Permanent anti-terror barriers still not built across UK despite 2017 attacks

Permanent anti-terror barriers still not built across UK despite 2017 attacks



Posted by theipaper

3 comments
  1. The UK has failed to install permanent anti-terror barriers in key public places more than seven years after [the 2017 London Bridge and Westminster attacks](https://inews.co.uk/news/uk/westminster-attack-police-shortcomings-left-unarmed-constable-to-face-terrorist-205025?ico=in-line_link).

    The Government has been urged to find money for stronger measures to protect Britain’s cities against vehicle attacks after [the New Orleans truck attack](https://inews.co.uk/news/world/what-we-know-new-orleans-attack-suspect-shamsud-din-jabbar-3458528?ico=in-line_link), in which 15 people were killed and dozens more wounded.

    Security specialists and politicians are frustrated that London still does not have permanent barriers to [on several bridges in the capital](https://inews.co.uk/topic/counter-terrorism?ico=in-line_link), despite temporary measures having been installed weeks after the 2017 terror attacks.

    In Edinburgh, temporary barriers installed in six locations the same year, including the Royal Mile, are also yet to be replaced with a permanent solution, in part due a lack of funding.

    Judge Mark Lucraft QC, who led the inquest into the London Bridge terror attack, warned the Government in 2019 that permanent anti-vehicle attack measures were vital and “funding disputes between public bodies would not be a satisfactory reason for delay in the planning and installation work”.

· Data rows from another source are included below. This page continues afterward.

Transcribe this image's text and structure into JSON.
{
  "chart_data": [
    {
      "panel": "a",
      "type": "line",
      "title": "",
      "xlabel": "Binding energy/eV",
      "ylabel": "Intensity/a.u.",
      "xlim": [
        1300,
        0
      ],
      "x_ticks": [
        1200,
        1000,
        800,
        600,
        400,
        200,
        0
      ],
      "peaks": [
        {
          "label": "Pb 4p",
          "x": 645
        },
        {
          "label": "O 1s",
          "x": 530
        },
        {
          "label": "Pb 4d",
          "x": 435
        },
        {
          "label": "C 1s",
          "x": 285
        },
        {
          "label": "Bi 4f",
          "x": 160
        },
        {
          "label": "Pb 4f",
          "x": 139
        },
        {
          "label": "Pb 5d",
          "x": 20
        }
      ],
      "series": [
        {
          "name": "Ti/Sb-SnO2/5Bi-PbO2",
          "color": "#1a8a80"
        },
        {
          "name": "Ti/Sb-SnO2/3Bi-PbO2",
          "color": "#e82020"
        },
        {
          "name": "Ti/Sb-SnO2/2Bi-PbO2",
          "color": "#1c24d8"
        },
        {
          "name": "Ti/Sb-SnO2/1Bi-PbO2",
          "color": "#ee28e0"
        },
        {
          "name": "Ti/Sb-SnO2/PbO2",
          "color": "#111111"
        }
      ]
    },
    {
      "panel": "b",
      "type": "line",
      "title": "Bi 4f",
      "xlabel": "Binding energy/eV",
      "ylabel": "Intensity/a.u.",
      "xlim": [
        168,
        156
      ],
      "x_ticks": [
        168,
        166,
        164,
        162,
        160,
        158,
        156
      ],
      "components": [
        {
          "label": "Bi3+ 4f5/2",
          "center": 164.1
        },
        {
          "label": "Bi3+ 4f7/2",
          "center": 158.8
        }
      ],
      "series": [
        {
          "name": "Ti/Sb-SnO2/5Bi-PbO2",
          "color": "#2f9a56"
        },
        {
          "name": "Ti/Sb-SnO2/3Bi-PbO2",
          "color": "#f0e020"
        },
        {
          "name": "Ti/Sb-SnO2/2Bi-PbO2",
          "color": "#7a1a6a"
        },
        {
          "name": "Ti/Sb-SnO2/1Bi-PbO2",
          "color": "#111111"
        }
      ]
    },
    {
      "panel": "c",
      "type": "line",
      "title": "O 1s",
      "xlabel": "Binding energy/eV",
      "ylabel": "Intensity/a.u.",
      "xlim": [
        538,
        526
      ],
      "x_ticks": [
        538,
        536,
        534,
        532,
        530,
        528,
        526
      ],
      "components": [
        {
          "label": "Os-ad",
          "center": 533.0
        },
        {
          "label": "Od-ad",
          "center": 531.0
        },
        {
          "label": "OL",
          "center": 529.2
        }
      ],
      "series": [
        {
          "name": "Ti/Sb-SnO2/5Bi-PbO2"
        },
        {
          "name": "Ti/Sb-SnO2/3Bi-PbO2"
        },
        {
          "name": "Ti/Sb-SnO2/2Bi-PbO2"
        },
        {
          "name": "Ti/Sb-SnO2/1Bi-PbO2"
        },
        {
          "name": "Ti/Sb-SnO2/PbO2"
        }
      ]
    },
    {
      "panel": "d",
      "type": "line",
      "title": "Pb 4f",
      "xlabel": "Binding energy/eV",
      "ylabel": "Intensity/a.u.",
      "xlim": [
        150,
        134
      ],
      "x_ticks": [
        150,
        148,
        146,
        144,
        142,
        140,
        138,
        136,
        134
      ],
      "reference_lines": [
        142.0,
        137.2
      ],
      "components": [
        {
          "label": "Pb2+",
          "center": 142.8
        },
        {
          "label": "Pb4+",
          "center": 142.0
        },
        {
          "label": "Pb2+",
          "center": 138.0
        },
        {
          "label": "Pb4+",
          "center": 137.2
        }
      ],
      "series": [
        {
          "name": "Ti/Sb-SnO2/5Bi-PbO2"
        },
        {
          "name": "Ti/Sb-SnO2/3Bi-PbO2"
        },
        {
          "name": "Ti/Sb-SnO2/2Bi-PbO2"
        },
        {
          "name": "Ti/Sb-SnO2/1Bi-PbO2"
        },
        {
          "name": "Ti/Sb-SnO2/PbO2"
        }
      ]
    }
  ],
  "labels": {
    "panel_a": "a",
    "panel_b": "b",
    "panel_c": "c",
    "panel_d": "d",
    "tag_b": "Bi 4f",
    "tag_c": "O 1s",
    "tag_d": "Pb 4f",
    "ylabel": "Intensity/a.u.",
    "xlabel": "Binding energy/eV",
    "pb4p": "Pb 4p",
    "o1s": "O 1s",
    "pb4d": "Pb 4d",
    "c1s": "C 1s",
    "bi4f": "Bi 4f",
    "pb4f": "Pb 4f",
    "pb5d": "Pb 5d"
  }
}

    However, while permanent barriers were put up at Westminster Bridge in 2022, Transport for London (TfL) announced in the same year that permanent measures on other bridges – including London Bridge, Tower Bridge and Blackfriars Bridge – would be paused indefinitely due to funding difficulties.

    Lord Toby Harris, who was commissioned by London mayor Sadiq Khan to lead a report on the capital’s preparedness for terror attacks in 2022, told *The i Paper* that temporary work done on bridges in the capital should be replaced with more permanent security arrangements “as swiftly as possible”.

    The Labour peer added that it was “almost inevitable” that some key sites across the rest of the UK don’t have any anti-vehicle attack infrastructure in place at all.

    “The temporary arrangements that are put up [in London] – they are probably sufficient for the [safety] purpose. But there are areas [across the UK] that haven’t got those,” he said.

    Liberal Democrat peer Caroline Pidgeon said the New Year’s attack in Louisiana and December’s car-ramming attack at a Christmas market in Magdeburg in Germany – in which five people were killed – showed the need to for stronger safety in public spaces in the UK.

    Pidgeon, who pushed for permanent hostile vehicle mitigation (HVM) measures on all eight London bridges while a London Assembly Member, called on ministers to provide funding for the work.

    “Given what we’ve seen in New Orleans, what we saw in Germany, it’s something that needs to be revisited and taken seriously,” Pidgeon said. “Any weakness can be exploited. So money has to be found to invest in these [permanent] safety measures.”

    “I don’t think this is a nice-to-have luxury. I think this is essential,” she added. “It can’t be left to local government to fund this. It has to be national government that puts money in here for the sites in London, and there may well be other sites across the country.”

  2. Whilst these can protect specific landmarks/areas, there are simply too many places across the UK (of 70 million people) that anyone wanting to cause harm could target.